Yanko Bratanov

Personal information
- Born: 10 June 1952 (age 74) Sliven, Bulgaria
- Height: 182 cm (6 ft 0 in)
- Weight: 70 kg (154 lb)

Sport
- Country: Bulgaria
- Event: 400 m hurdles

Achievements and titles
- Personal best: 400 m hurdles: 49.77 (1976)

Medal record
European Indoor Championships
| Gold medal – first place | 1976 Munich | 400 m |
| Bronze medal – third place | 1975 Katowice | 4 × 2 laps |

= Yanko Bratanov =

Bulgarian former track and field athlete

Yanko Ivanov Bratanov (Янко Иванов Братанов; born 10 June 1952) is a Bulgarian former track and field athlete. He won gold in the 400 metres at the 1976 European Indoor Championships and was an Olympic finalist in the 400 m hurdles in 1976 and 1980. After his athletic career he has worked as a coach in Qatar and Bahrain.

==Biography==

===Athletic career===
Bratanov was born in Sliven on 10 June 1952. He took up athletics early, initially competing in the 110 m hurdles but switching to the 400 m hurdles as a youth. In 1970 he represented Bulgaria at the European Junior Championships in Colombes, but was eliminated in the first round.

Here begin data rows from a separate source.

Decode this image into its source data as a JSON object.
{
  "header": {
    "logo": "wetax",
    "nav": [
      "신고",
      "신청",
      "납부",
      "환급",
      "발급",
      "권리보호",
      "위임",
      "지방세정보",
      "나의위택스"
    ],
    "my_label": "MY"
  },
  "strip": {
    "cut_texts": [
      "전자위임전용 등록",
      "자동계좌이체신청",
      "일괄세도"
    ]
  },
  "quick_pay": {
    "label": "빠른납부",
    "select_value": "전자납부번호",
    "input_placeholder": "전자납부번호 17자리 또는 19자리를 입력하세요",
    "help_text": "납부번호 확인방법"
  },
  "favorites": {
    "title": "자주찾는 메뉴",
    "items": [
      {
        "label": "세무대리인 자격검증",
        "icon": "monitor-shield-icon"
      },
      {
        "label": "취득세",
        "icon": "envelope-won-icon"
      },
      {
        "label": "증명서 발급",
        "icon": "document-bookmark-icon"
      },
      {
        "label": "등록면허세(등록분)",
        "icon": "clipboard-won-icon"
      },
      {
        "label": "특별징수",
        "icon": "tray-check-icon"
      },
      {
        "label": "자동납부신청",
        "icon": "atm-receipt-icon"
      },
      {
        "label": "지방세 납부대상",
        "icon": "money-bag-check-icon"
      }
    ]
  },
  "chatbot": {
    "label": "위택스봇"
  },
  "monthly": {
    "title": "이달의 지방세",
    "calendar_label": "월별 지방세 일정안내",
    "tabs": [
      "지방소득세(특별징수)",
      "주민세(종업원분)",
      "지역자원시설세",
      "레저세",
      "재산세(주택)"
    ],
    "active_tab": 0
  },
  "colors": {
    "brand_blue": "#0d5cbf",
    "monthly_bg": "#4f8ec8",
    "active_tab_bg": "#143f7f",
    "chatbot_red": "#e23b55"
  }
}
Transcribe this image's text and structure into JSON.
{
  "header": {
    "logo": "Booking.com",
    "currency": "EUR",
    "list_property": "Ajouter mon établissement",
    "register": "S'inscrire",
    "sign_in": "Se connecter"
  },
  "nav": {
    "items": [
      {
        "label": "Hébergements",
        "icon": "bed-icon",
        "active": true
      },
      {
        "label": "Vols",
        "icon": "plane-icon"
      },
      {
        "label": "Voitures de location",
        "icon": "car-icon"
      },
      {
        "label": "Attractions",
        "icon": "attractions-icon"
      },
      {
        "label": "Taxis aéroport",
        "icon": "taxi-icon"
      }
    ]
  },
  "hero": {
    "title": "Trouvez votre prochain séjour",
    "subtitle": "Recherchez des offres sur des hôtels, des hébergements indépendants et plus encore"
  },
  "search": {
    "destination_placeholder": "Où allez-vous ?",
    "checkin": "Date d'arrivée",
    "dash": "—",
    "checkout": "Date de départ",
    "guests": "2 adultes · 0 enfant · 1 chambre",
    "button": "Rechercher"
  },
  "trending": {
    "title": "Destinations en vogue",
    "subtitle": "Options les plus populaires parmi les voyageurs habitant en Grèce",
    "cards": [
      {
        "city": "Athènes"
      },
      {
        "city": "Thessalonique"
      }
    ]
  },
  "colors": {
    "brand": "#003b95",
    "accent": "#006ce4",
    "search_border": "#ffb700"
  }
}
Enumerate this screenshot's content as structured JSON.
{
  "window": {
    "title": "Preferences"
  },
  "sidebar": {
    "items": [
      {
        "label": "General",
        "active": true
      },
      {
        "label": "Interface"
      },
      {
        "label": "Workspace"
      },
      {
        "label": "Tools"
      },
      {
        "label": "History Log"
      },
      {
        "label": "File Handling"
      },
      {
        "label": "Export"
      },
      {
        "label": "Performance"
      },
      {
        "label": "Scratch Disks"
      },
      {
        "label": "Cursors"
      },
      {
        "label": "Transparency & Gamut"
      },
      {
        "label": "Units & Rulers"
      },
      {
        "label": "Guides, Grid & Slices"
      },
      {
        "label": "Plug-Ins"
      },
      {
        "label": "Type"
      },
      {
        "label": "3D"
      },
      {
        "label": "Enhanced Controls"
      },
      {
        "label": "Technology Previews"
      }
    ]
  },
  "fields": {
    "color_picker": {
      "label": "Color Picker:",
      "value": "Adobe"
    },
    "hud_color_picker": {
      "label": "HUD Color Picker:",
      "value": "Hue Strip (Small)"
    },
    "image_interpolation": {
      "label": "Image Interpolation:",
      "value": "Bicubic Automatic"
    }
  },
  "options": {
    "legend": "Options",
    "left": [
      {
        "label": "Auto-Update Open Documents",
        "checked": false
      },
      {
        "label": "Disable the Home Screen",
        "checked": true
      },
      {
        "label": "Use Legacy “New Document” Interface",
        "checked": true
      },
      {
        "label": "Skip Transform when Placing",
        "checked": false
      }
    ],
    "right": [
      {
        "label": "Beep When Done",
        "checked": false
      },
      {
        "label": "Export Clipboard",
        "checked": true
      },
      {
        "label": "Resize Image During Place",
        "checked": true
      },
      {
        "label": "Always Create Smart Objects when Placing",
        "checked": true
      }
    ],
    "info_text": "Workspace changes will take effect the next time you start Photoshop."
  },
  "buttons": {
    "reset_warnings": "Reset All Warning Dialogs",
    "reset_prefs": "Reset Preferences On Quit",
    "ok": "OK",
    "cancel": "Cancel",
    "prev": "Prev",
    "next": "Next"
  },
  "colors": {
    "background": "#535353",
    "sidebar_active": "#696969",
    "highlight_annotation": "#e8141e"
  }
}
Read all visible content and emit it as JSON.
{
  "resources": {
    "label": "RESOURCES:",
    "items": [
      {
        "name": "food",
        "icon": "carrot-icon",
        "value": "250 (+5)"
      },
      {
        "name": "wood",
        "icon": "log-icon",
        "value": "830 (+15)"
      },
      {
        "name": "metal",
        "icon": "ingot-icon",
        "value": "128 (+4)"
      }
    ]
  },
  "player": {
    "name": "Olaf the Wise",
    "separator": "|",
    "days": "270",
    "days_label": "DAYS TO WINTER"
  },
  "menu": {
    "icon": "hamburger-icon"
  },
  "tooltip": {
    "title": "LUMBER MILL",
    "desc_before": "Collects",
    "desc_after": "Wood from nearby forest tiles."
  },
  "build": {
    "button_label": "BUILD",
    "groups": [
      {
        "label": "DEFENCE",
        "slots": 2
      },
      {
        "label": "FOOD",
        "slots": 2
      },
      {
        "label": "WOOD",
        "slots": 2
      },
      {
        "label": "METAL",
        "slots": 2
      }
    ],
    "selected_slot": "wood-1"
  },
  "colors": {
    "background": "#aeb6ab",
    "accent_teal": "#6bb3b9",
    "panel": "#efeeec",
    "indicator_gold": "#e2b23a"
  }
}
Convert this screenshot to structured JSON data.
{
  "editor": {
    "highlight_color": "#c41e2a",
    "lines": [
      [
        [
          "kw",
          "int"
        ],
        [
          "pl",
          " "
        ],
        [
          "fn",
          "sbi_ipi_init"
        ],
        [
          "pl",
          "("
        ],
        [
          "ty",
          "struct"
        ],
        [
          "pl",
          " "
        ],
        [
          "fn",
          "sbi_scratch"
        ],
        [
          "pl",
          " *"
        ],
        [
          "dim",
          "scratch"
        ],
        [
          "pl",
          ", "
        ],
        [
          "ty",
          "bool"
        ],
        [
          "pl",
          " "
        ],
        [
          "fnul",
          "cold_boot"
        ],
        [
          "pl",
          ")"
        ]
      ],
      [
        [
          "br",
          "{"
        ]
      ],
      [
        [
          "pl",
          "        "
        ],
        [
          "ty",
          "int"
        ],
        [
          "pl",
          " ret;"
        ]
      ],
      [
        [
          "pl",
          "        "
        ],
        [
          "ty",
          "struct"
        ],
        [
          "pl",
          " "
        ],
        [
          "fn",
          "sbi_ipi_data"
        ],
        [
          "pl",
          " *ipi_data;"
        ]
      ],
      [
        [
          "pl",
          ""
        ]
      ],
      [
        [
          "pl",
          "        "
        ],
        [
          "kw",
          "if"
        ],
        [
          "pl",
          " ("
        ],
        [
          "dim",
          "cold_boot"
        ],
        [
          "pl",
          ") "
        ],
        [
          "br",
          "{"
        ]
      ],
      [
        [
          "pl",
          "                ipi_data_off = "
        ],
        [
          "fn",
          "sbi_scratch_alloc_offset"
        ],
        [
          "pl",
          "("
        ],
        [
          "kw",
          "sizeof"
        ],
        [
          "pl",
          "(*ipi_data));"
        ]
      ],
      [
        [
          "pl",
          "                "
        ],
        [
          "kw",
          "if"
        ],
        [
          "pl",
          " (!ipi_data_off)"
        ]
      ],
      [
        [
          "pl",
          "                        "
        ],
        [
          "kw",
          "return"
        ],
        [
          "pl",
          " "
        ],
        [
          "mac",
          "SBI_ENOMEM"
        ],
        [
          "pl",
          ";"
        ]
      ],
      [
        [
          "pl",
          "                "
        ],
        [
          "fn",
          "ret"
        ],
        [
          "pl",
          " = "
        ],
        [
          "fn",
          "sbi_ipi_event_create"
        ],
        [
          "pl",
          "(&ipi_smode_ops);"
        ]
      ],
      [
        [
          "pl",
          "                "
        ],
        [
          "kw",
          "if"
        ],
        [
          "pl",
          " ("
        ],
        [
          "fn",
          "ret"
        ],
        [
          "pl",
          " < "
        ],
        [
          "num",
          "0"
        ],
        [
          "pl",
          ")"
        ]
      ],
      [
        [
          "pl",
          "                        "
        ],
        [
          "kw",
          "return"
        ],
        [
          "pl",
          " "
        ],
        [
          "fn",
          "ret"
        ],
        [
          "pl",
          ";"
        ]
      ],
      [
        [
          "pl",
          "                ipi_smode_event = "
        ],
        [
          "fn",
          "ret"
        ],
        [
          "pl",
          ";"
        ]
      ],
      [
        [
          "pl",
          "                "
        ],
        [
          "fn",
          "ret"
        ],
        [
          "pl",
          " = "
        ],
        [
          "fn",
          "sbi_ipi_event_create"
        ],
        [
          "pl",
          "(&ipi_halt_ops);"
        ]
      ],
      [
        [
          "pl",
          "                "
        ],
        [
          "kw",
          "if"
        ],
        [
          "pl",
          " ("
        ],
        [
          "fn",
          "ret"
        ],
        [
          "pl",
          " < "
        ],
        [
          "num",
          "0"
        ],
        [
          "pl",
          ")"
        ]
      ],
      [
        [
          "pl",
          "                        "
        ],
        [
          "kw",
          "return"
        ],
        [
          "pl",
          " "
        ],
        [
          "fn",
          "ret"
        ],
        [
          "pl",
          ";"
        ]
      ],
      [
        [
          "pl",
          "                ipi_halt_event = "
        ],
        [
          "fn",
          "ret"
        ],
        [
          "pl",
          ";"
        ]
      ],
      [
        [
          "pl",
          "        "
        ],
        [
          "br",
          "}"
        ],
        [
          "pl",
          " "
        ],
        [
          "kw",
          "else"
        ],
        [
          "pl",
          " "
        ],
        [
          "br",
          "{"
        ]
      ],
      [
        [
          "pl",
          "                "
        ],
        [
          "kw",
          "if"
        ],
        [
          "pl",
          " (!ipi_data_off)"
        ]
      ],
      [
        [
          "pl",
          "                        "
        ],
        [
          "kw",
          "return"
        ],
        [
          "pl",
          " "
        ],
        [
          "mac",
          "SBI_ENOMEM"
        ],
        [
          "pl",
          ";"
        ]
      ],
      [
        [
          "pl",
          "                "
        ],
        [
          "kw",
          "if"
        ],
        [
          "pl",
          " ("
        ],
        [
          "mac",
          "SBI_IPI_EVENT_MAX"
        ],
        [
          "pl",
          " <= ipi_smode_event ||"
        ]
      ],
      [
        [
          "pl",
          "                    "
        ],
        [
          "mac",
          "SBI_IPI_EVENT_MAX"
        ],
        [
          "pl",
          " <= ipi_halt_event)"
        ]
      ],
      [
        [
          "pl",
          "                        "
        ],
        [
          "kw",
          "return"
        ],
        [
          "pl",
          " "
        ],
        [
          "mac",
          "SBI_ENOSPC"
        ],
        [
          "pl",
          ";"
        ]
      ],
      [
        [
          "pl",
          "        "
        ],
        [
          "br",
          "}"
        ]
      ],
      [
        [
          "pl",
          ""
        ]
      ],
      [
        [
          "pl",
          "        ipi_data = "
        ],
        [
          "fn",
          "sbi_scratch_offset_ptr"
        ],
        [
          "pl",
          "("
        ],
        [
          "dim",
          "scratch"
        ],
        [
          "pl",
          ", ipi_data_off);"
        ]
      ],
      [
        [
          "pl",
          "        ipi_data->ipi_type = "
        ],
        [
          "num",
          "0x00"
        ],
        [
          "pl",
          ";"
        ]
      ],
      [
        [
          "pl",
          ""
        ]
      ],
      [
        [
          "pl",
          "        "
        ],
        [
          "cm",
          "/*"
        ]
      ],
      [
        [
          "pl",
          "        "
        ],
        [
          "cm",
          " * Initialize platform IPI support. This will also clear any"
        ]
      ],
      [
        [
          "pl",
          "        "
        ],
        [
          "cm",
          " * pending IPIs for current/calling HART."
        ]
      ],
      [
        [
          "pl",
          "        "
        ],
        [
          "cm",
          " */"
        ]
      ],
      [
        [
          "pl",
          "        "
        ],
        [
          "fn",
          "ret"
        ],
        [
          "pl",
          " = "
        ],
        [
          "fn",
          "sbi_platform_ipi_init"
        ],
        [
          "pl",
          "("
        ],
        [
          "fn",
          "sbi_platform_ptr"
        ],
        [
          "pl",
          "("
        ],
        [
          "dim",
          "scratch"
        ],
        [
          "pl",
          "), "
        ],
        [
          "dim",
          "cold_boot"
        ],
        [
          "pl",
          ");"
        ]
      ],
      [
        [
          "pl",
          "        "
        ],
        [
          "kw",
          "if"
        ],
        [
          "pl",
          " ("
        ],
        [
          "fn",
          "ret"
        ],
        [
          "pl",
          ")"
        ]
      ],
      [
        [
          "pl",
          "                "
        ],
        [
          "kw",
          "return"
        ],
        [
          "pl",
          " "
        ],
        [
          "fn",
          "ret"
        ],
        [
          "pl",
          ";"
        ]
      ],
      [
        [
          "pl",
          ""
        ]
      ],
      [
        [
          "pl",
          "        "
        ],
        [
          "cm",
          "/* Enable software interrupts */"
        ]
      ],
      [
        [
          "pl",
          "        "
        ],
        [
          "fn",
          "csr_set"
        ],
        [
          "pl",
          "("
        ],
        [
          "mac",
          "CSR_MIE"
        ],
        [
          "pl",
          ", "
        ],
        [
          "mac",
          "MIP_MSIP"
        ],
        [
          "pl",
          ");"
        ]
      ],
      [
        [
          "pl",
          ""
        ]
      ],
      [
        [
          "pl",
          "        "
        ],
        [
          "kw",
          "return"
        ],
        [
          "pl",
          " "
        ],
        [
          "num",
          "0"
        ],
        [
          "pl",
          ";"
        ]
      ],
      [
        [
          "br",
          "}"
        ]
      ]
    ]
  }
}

Bratanov equalled the Bulgarian record in the 400 m hurdles (51.8) in 1971; in 1972, he won the Bulgarian championship for the first time and improved the national record to 51.24. He repeated as national champion in 1973 and 1974; at the 1974 European Championships in Rome he was eliminated in the semi-finals, but set a new Bulgarian record of 50.66. In 1975 Bratanov won bronze at the European Indoor Championships in Katowice as the Bulgarian team's anchor in the 4 × 2 laps relay.

At the 1976 European Indoor Championships in Munich Bratanov won gold in the men's 400 metres, setting a new Bulgarian indoor record of 47.79 in the final to defeat West Germany's defending champion Hermann Köhler. Bratanov set his personal best in the 400 m hurdles, 49.77, in Fürth on 13 June 1976; he was the first Bulgarian to break 50 seconds. He made his Olympic debut in Montreal later that summer, running 51.84 in the heats and 50.11 in the semi-finals; he qualified for the Olympic final, in which he placed sixth in 50.03.

In total, Bratanov was a seven-time Bulgarian champion; five times outdoors in the 400 m hurdles (1972, 1973, 1974, 1978 and 1979) and twice indoors over 400 m (1974 and 1975). At the 1978 European Championships in Prague Bratanov was eliminated in the semi-finals, but at the 1980 Summer Olympics in Moscow he again qualified for the Olympic final; he was the only athlete to make the 400 m hurdles final in both Montreal and Moscow. He suffered a cramp in the Moscow final and placed a clear last in 56.35.

===Coaching career===

Bratanov retired as an athlete in 1983, but remained active in track and field as a coach. Initially, he coached in Bulgaria, moving to Qatar in 1992; his Qatari pupils included Asian champions Samuel Francis and Femi Ogunode. As of 2015, Bratanov is coaching in Bahrain; he coached Bahrain's team for the 2014 World Junior Championships in Eugene, Oregon, but was unable to attend personally after being denied a visa.